In Part 2 of this post we will continue covering some aspects related to PDF conversion and discussing the state-of-the-art in accomplishing the translation task.
What’s the big deal with PDF conversion?
Why not simply cut and paste, it’s easy to do and doesn’t cost anything.
Extracting textual information from PDFs – though time-consuming – can seem relatively easy at first glance. You can copy and paste, take screenshots and even manually retype any needed information. However, it becomes nearly impossible when copying from the PDF isn’t allowed or when a pasted section produces results that cannot be used. Also, it may seem easy to overcome an iceberg when you consider only the visible part, but there are more things to consider under the surface. The visual part of a PDF document – the look and feel – is only the tip of the iceberg.
Are all PDFs created equal?
Every PDF has its own shape and features – no two are the same. There are several different flavors of PDF, but you can reduce all flavors into basically 2 types: Distilled PDF and Scanned PDF. You get Distilled PDF when you produce a PDF document from a text publishing tool (via Acrobat Distiller or other PDF writers). Adobe Acrobat allows other flavors of PDF to contain raster images of each of the pages of the document (with or without some text in the background to allow text searching). These PDF documents are referred to as Scanned PDF. You get these when you scan paper documents (via Acrobat Exchange or some other method).
Does the type of PDF created matter?
Yes, it does. When it comes to converting PDFs into an editable format, the nature of the PDF does matter. Extracting text from a Scanned PDF is not that simple and it requires at least some tailoring to the problem at hand and good OCR software. The complications arise when, for instance, the image is noisy or text pixels cannot be well distinguished from the background. In this case, the OCR process does not work as smoothly because it depends on the quality of the provided PDF. Usually it will require a lot of clean up once they are converted.
What types of documents will convert easily?
It is important to note that process optimization is a utopia when it comes to translating PDFs, but as a general rule, the simpler the layout of the source documents, the better the converted documents will be. For instance, if you are converting novels, since there is typically not much layout in the source documents, you can expect a lot of success (and hence very little cleanup) in converting these to editable format. If, on the other hand, you’ve got complex pages such as scanned scientific journal pages, which are likely to contain multiple columns, lots of complex tables, math, footnotes and bibliographies, you should expect have to do a fair amount of cleanup on the converted documents.
Is there anything happening to make PDF conversion easier in the future?
Several tools have been designed and developed to interact with PDF documents. Beside the common Adobe products and solutions, third party developers propose many different softwares and API, either under license or as freeware. Consequently, a wide range of PDF tools are proposed in the market. Most of them allow for the extraction of textual content but their practical use is limited in the sense that the text’s reading order is not necessary preserved, especially when handling multi-column documents, or in the presence of complex layouts.
Adobe Acrobat X Pro [ https://acrobat.adobe.com/us/en/acrobat/acrobat-pro.html ] does a startlingly good job of exporting PDF files into Word or Excel editable documents.
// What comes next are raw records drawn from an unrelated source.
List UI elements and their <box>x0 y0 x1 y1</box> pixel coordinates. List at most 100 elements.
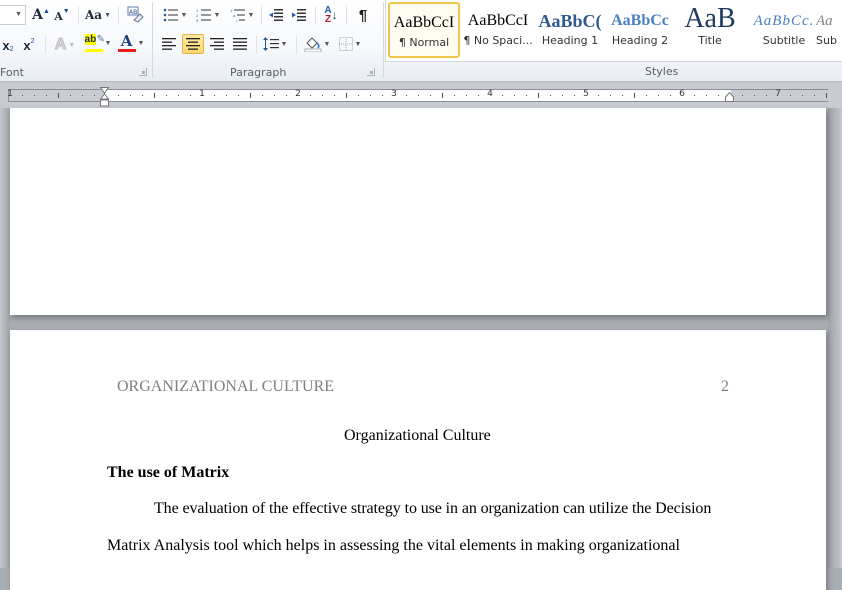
scrollbar-track[interactable] <box>828 108 842 568</box>
section-heading: The use of Matrix <box>107 464 230 481</box>
ruler-tick <box>562 95 563 96</box>
ruler-tick <box>238 95 239 96</box>
chevron-down-icon: ▼ <box>280 40 288 48</box>
align-right-icon <box>210 38 224 50</box>
ruler-tick <box>322 95 323 96</box>
sort-button[interactable]: A Z ↓ <box>321 5 341 25</box>
ruler-tick <box>46 95 47 96</box>
arrow-down-icon: ▼ <box>62 7 70 15</box>
align-center-button[interactable] <box>182 34 204 54</box>
ruler-tick <box>286 95 287 96</box>
ruler-tick <box>694 95 695 96</box>
pen-icon: ✎ <box>96 34 105 45</box>
font-color-swatch <box>117 49 136 52</box>
text-effects-button[interactable]: A ▼ <box>52 35 78 55</box>
svg-text:3: 3 <box>196 18 199 22</box>
decrease-indent-button[interactable] <box>266 5 286 25</box>
ruler-tick <box>610 95 611 96</box>
ruler-tick <box>118 95 119 96</box>
style-heading-1[interactable]: AaBbC( Heading 1 <box>534 2 606 58</box>
paragraph-line: Matrix Analysis tool which helps in asse… <box>107 537 680 554</box>
horizontal-ruler[interactable]: 1 1 2 3 4 5 6 7 <box>7 89 828 102</box>
shrink-font-button[interactable]: A ▼ <box>53 5 71 25</box>
style-normal[interactable]: AaBbCcI ¶ Normal <box>388 2 460 58</box>
ruler-tick <box>178 95 179 96</box>
multilevel-list-icon: 1 a i <box>230 8 245 22</box>
borders-button[interactable]: ▼ <box>335 34 365 54</box>
style-subtle-emphasis[interactable]: Aa Sub <box>816 2 842 58</box>
page-1[interactable] <box>10 108 826 315</box>
font-size-dropdown[interactable]: ▼ <box>0 5 26 25</box>
ruler-tick <box>358 95 359 96</box>
document-title: Organizational Culture <box>344 427 491 444</box>
style-heading-2[interactable]: AaBbCc Heading 2 <box>604 2 676 58</box>
ruler-tick <box>94 95 95 96</box>
justify-button[interactable] <box>229 34 251 54</box>
clear-formatting-icon: AB <box>127 6 144 23</box>
arrow-down-icon: ↓ <box>331 8 338 22</box>
ruler-tick <box>706 95 707 96</box>
ruler-tick <box>634 93 635 98</box>
borders-icon <box>338 37 353 51</box>
align-left-button[interactable] <box>158 34 180 54</box>
ruler-tick <box>154 93 155 98</box>
page-number: 2 <box>721 378 729 395</box>
ruler-tick <box>82 95 83 96</box>
ruler-tick <box>550 95 551 96</box>
svg-text:AB: AB <box>129 9 137 16</box>
paragraph-line: The evaluation of the effective strategy… <box>154 500 712 517</box>
ruler-tick <box>226 95 227 96</box>
first-line-indent-marker[interactable] <box>100 87 109 107</box>
ruler-tick <box>130 95 131 96</box>
style-no-spacing[interactable]: AaBbCcI ¶ No Spaci... <box>462 2 534 58</box>
bullets-icon <box>163 8 178 22</box>
ruler-tick <box>22 95 23 96</box>
chevron-down-icon: ▼ <box>68 41 76 49</box>
line-spacing-button[interactable]: ▼ <box>261 34 289 54</box>
ruler-tick <box>754 95 755 96</box>
change-case-button[interactable]: Aa ▼ <box>84 5 112 25</box>
paragraph-dialog-launcher[interactable] <box>367 68 375 76</box>
bullets-button[interactable]: ▼ <box>160 5 190 25</box>
text-highlight-button[interactable]: ab ✎ ▼ <box>82 33 114 53</box>
increase-indent-button[interactable] <box>289 5 309 25</box>
ruler-tick <box>334 95 335 96</box>
ruler-tick <box>574 95 575 96</box>
right-indent-marker[interactable] <box>725 92 734 102</box>
shading-button[interactable]: ▼ <box>302 34 332 54</box>
ruler-tick <box>514 95 515 96</box>
numbering-button[interactable]: 1 2 3 ▼ <box>193 5 223 25</box>
chevron-down-icon: ▼ <box>323 40 331 48</box>
font-group: ▼ A ▲ A ▼ Aa ▼ AB x2 x2 A ▼ ab ✎ ▼ A ▼ F… <box>0 0 152 82</box>
style-title[interactable]: AaB Title <box>674 2 746 58</box>
ruler-tick <box>766 95 767 96</box>
font-dialog-launcher[interactable] <box>139 68 147 76</box>
superscript-button[interactable]: x2 <box>20 35 38 55</box>
pilcrow-icon: ¶ <box>358 6 368 24</box>
ruler-tick <box>406 95 407 96</box>
ruler-tick <box>418 95 419 96</box>
ruler-tick <box>442 93 443 98</box>
clear-formatting-button[interactable]: AB <box>124 4 146 24</box>
ruler-left-margin <box>9 90 105 101</box>
grow-font-button[interactable]: A ▲ <box>31 5 51 25</box>
ruler-tick <box>646 95 647 96</box>
align-center-icon <box>186 38 200 50</box>
style-subtitle[interactable]: AaBbCc. Subtitle <box>748 2 820 58</box>
ruler-tick <box>742 95 743 96</box>
paint-bucket-icon <box>304 37 321 52</box>
paragraph-group-label: Paragraph <box>230 66 287 79</box>
subscript-button[interactable]: x2 <box>0 35 16 55</box>
ruler-tick <box>250 93 251 98</box>
ruler-tick <box>34 95 35 96</box>
show-formatting-marks-button[interactable]: ¶ <box>353 5 373 25</box>
font-color-button[interactable]: A ▼ <box>116 33 146 53</box>
align-right-button[interactable] <box>206 34 228 54</box>
svg-text:i: i <box>236 18 237 22</box>
multilevel-list-button[interactable]: 1 a i ▼ <box>227 5 257 25</box>
page-2[interactable]: ORGANIZATIONAL CULTURE 2 Organizational … <box>10 330 826 590</box>
ruler-tick <box>70 95 71 96</box>
ruler-tick <box>310 95 311 96</box>
ruler-tick <box>274 95 275 96</box>
ruler-tick <box>802 95 803 96</box>
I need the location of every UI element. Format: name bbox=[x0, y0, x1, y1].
It isn’t perfect, and didn’t select the correct fonts when exporting my test documents, but it did a far better job of preserving the original format than anything I’ve seen in third-party software. This export function worked best when I used Distilled PDFs—not from a scanned image. In contrast, Scanned PDFs contain only a picture of the original text, and Acrobat can only extract the text by using its built-in Optical Character Reading (OCR) software. Acrobat X has more accurate OCR than previous versions did, but it still lags far behind the best third-party OCR software like ABBYY Finereader 10 Professional Edition [ https://www.abbyy.com/finereader/ ].
Our experience is that you need to experiment with various options to see which ones best fit into your needs and work best with your PDF documents. Our approach is constantly re-evaluating the various tools, methods and techniques available and incorporating the best of what’s out there into what we do.
The fact is all PDF files used as a source for translation need reworking before they’re translated into several languages. By making the native source documents available to your translation partner, you will avoid any rework or any unnecessary preparation of the documents before translation can start. It will allow us to perform a full analysis and it will let you stay in control of your budget and schedule without any surprises down the road. PDFs serve a purpose, but when it comes to translation, there is nothing better than the real thing: native source documents (such as FrameMaker, InDesign, Quark XPress, etc).